La loi française agricole sur l’eau.
Le ministre de l’Ecologie Serge Lepeltier présente mercredi, après sept ans de débats houleux, un projet de loi sur l’eau qui n’impose aucune nouvelle taxe aux agriculteurs, conformément à l’engagement pris en 2002 par Jacques Chirac lors de la campagne présidentielle.
La France, condamnée à maintes reprises par la Commission européenne pour ses manquements à la qualité de l’eau, a mis en chantier cette réforme de la politique de l’eau en 1998.
Le projet de loi prévoyait initialement, tout comme le projet de Dominique Voynet voté en première lecture en 2002, une taxation des nitrates de l’agriculture. La mesure a définitivement disparu après un arbitrage de Matignon et de l’Elysée en juillet. L’actuel projet de loi vise « un bon état écologique des eaux » en 2015, conformément à la directive (loi) européenne du 23 octobre 2000. Aujourd’hui, la moitié du territoire est classé en « zone vulnérable » pour les nitrates. Les pesticides sont en outre présents dans 75% des cours d’eau et la moitié des nappes souterraines, selon l’Institut français de l’environnement. Les agriculteurs, qui consomment 68% de l’eau utilisée en France, sont responsables de la plus grande partie des pollutions par les nitrates (émanant des élevages et engrais) et les pesticides. Ils acquittent 1% des redevances aux Agences de l’eau, qui leur versent 7 fois plus d’aides à la dépollution. La loi va ramener ce ratio à 2,5, explique le ministère de l’Ecologie. Le texte prévoit de transférer l’actuelle taxe sur les pesticides (TGAP phytosanitaires) payée par les fabricants d’engrais du budget de l’Etat aux Agences de l’eau, qui gèrent la dépollution par bassin.
La taxe (40 millions d’euros) sera prélevée au niveau des coopératives où les agriculteurs achètent les engrais. « Son montant apparaîtra sur la facture de l’agriculteur à côté de la TVA, ce qui aura un effet pédagogique », selon le ministère. In fine, les agriculteurs n’acquitteront pas de taxe supplémentaire, mais les Agences de l’eau toucheront un peu plus d’argent en provenance de l’agriculture. Le monde agricole contribuera pour 3 à 4% des redevances (60 millions d’euros sur un total de 1,8 milliard de redevances par an) contre 1% actuellement, selon le ministère.
Les ménages restent les plus gros contributeurs (82% au lieu de 86%), tandis que la part de l’industrie est stable (environ 14%).
« Sauf sursaut de la représentation nationale lors de l’examen du projet de loi, le scandale actuel, qui fait des ménages la vache à lait de la politique de l’eau et encourage les pollutions agricoles en refusant de faire payer les responsables, va continuer », s’indigne l’UFC-Que Choisir, très active dans le débat sur l’eau.
La loi « omet de s’attaquer à la question de la pollution par les nitrates », poursuit l’association de consommateurs.

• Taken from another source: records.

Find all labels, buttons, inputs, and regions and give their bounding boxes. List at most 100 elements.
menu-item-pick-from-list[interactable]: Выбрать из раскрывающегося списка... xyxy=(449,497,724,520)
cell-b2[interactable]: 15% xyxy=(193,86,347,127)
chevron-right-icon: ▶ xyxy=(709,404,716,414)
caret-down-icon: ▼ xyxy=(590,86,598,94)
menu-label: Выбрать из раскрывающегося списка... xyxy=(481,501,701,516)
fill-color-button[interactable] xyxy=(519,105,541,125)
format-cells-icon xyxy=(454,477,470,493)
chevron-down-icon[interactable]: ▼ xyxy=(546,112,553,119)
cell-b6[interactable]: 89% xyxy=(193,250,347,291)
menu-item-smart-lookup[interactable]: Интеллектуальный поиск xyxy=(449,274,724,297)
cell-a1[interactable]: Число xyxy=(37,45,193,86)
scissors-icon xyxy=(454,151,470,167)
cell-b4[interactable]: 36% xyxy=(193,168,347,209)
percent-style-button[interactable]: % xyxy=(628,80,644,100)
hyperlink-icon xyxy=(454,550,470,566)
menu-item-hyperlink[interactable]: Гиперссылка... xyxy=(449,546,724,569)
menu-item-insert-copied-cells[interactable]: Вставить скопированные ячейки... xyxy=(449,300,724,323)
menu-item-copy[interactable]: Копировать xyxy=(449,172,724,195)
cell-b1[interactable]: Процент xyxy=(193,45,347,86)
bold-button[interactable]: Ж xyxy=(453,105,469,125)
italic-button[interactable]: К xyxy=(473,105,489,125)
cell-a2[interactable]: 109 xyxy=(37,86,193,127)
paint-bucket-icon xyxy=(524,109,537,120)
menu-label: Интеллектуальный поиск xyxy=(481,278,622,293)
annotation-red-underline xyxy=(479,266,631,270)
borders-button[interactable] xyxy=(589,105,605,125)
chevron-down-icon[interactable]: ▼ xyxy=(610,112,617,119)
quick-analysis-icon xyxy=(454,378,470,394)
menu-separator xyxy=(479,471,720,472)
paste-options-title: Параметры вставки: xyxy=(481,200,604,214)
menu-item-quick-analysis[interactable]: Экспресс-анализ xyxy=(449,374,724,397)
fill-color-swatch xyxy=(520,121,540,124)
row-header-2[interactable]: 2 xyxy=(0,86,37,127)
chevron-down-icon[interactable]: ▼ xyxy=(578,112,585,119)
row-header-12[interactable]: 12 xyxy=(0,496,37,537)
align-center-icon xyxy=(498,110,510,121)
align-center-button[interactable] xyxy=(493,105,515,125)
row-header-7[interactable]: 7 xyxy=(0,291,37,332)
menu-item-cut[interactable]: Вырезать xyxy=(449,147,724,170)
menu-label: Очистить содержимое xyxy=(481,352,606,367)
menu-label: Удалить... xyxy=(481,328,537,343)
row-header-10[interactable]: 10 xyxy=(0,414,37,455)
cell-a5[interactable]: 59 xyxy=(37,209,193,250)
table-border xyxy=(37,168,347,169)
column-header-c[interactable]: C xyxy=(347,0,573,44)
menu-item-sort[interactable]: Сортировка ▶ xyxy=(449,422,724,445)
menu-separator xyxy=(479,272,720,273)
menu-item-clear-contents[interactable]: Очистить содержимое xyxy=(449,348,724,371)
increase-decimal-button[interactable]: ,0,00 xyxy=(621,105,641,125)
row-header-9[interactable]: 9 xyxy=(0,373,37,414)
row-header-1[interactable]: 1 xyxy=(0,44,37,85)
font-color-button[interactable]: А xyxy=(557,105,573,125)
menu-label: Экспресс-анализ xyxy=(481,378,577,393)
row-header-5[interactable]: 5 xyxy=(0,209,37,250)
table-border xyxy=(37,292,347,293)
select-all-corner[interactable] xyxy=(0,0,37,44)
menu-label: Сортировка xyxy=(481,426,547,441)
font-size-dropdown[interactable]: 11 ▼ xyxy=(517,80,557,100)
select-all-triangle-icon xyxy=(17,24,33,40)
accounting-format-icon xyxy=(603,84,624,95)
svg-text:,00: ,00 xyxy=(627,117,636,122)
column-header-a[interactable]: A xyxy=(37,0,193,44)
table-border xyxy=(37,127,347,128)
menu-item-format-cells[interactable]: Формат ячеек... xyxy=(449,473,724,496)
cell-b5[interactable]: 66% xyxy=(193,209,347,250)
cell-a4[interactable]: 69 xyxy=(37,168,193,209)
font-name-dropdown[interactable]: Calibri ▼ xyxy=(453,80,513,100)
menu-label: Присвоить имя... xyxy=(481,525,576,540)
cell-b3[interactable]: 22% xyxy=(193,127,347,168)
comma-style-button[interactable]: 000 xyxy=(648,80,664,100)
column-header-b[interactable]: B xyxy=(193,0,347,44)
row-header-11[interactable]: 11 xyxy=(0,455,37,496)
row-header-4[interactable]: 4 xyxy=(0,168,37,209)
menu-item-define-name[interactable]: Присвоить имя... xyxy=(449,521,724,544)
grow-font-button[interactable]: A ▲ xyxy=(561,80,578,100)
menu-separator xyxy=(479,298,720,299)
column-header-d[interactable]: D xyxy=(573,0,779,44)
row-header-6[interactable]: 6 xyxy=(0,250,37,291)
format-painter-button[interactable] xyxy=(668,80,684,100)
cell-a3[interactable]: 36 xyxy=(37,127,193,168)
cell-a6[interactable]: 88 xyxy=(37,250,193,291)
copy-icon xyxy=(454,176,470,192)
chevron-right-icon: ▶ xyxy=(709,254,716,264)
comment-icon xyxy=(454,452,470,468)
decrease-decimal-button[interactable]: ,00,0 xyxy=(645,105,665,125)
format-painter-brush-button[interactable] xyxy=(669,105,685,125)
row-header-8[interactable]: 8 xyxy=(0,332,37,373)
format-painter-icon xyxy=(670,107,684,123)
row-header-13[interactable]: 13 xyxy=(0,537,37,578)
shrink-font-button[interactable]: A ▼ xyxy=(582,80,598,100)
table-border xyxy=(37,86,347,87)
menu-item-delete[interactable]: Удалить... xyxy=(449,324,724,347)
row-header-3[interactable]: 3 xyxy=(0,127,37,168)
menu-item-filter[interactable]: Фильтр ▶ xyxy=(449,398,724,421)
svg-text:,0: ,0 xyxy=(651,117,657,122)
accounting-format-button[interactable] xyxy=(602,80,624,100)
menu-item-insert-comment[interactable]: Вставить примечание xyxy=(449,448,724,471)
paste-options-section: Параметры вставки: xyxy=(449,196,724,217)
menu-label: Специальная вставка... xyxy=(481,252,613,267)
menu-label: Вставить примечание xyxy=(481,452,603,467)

Elle renonce aussi à limiter la durée des contrats des grandes compagnies d’eau (20 ans actuellement), et à encadrer la part fixe dans la facture, déplore l’UFC.
Le ministère de l’Ecologie met en avant d’autres mesures: protection des eaux avec des bandes d’herbe le long des rivières, contrôle tous les 5 ans des pulvérisateurs de pesticides, obligation de maintien d’un débit minimal de 1/10e dans les rivières d’ici fin 2013. Cette mesure, qui vise à préserver les milieux aquatiques, est contestée par les opérateurs de barrages.
Le projet de loi, présenté début avril au Sénat, réforme aussi l’organisation de la pêche, en créant l’Office national de l’eau et des milieux aquatiques (ONEMA) à la place du Conseil supérieur de la pêche (CSP).